À quel moment avez-vous éprouvé le besoin de vous engager en politique?

Cela m’est pour ainsi dire tombé dessus. Mon retour avait suscité une attente. On a songé à la présidence, mais les autorités ont trouvé des prétextes discutables pour m’en dissuader. Après la victoire de mon mouvement aux élections, j’ai passé deux semaines d’angoisse à me demander si je devais y aller ou pas. Je trouvais peu élégant de me défiler en nommant quelqu’un d’autre. Mais ce n’était certainement pas une partie de plaisir, d’autant que j’avais été élevé toute ma vie pour le rôle de roi, c’est-à-dire l’inverse: ne pas prendre parti.

Quel bilan dressez-vous de cet exercice du pouvoir?

Un défi formidable, et un effort surhumain. Je devais en plus m’initier à tous les arcanes de l’administration d’État. L’adhésion à l’Union européenne était ma priorité. Nous avons essayé aussi de modérer l’atmosphère au sein du Parlement, d’atténuer les polémiques.

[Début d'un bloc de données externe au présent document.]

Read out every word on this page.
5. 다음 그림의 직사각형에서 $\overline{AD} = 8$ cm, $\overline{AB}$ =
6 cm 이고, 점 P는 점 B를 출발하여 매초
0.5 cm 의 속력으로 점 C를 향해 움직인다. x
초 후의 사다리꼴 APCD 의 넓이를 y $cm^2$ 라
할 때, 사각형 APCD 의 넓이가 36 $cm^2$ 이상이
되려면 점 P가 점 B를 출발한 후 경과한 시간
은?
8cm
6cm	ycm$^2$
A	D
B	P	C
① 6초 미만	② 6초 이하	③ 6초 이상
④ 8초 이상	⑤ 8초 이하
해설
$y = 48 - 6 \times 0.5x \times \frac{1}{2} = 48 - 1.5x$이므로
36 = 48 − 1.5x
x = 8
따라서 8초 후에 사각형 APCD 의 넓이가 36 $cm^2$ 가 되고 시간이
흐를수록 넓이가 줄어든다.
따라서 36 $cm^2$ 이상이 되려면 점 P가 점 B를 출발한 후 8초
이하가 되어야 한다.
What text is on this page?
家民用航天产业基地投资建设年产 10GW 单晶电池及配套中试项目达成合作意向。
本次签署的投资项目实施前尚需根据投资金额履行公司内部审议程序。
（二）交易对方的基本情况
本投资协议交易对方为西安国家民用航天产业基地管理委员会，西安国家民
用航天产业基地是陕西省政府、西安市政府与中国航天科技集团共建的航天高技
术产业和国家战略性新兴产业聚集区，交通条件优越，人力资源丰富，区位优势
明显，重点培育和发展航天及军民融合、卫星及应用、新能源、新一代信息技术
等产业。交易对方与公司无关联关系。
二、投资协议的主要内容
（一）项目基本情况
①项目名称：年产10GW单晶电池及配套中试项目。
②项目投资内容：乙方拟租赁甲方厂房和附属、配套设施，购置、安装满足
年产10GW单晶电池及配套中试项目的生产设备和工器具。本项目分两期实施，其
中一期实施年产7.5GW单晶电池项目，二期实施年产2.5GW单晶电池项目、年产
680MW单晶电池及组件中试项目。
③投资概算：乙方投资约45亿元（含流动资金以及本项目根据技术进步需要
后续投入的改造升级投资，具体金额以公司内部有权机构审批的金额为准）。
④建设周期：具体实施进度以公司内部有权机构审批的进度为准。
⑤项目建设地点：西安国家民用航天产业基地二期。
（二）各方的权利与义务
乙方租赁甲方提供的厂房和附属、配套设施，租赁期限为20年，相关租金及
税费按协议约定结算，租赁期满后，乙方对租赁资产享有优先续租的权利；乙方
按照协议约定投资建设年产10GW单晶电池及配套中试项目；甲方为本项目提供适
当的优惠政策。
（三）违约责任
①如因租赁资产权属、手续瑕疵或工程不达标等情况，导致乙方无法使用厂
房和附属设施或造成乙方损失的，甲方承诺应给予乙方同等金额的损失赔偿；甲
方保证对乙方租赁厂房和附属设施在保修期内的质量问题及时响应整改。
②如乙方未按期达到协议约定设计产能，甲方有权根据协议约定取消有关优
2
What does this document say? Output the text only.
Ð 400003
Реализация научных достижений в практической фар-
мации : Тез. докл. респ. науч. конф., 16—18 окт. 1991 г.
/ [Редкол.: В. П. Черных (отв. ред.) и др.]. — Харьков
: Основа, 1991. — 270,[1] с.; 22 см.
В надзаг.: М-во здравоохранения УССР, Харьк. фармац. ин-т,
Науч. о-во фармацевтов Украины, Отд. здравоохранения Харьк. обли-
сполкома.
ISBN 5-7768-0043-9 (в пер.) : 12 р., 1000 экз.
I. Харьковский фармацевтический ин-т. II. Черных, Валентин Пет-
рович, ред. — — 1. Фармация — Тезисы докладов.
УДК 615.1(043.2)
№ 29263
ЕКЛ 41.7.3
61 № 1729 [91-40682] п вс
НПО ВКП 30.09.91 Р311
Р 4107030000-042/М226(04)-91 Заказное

Vous consacrez aussi de longs chapitres à vos décennies espagnoles et à des amitiés déterminantes dont celle du roi Juan Carlos?

Nous avons le même âge, nous sommes apparentés, nous nous sommes mariés au même moment et nous habitions dans le même pays, il y avait donc mille et une raisons pour que nous soyons très amis. Nos enfants étaient très proches, l’un de mes fils a même passé quelques mois au palais car la reine souhaitait qu’il y ait un homme de plus dans l’entourage du roi actuel, Felipe VI, qui n’avait que des sœurs.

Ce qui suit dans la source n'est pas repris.